Depending on when a DRO application is made, the debtor may have a bank balance in excess of £300 (for example, if they have just been paid). Intermediaries (see Part 6) are expected to take a “rounded” view of the situation, and only list the amount of the balance that will remain after essential household expenditure has accounted for.
A debtor’s disposable income, following deduction of normal household expenses must not exceed £50 per month for him/her to be eligible for a DRO.
There is no guidance in the legislation as to what are to be considered normal household expenses and, to a certain extent, this will depend on the particular circumstances of the debtor. The approved intermediaries (see Part 6) who make the application for the DRO on behalf of the debtor (see Part 2) are expected to ensure that the expenses of the debtor are within normal levels (see paragraph 46.33).

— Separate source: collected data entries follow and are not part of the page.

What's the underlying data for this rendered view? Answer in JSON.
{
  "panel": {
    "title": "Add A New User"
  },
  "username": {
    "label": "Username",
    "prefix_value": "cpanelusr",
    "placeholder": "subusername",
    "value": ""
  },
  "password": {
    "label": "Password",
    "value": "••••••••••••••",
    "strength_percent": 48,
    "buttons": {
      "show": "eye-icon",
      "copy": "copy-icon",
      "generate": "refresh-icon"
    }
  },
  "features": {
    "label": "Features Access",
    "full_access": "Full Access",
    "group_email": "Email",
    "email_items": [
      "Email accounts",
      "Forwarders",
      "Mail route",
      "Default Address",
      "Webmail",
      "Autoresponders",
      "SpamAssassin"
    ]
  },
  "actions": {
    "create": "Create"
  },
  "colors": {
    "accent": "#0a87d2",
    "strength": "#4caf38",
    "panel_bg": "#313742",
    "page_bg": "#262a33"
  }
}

The Rules provide that the income of a debtor comprises every payment in the nature of income which is from time to time made to him/her or to which he/she from time to time becomes entitled, including any payment in respect of carrying on of any business or in respect of any office or employment and any payment under a pension scheme [note 34].

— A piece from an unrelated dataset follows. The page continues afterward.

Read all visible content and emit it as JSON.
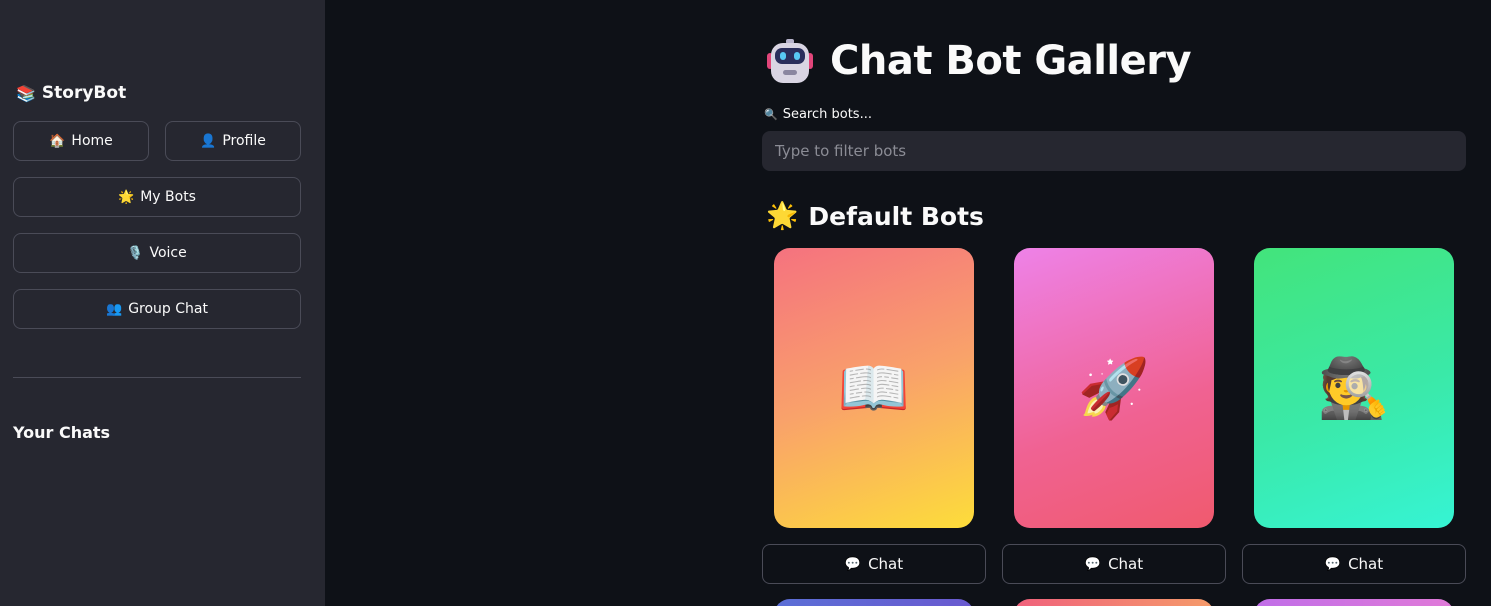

Any contribution made by any member of the debtor’s family is to be taken into account when calculating the monthly surplus [note 35].
In the main, the approved intermediary will complete a Common Financial Statement (CFS) as part of the application process. This is an electronic form devised by the Money Advice Trust and created using data obtained from the Family Expenditure Survey produced by the Office for National Statistics. The form contains “trigger” points to show up areas where the debtor’s expenses might exceed those considered normal and is accepted as a standard tool in the debt advice sector. It is the responsibility of the intermediary (see Part 6) to ensure that the debtor’s expenses do not exceed the trigger points.
To maintain the integrity of the CFS, the levels of the trigger points are not widely circulated.
The employment (or otherwise) status of the debtor will not affect their ability to enter into a DRO so long as the debtor’s income, following deduction of normal household expenses, does not exceed £50 per month.
If, at the time of application, there is an expectation that the debtor’s position, as regards income, will improve to the extent that the increase will take their surplus income over £50 (for example, if a pension is due to come into payment) then it would normally be considered that the individual will not be eligible for a DRO.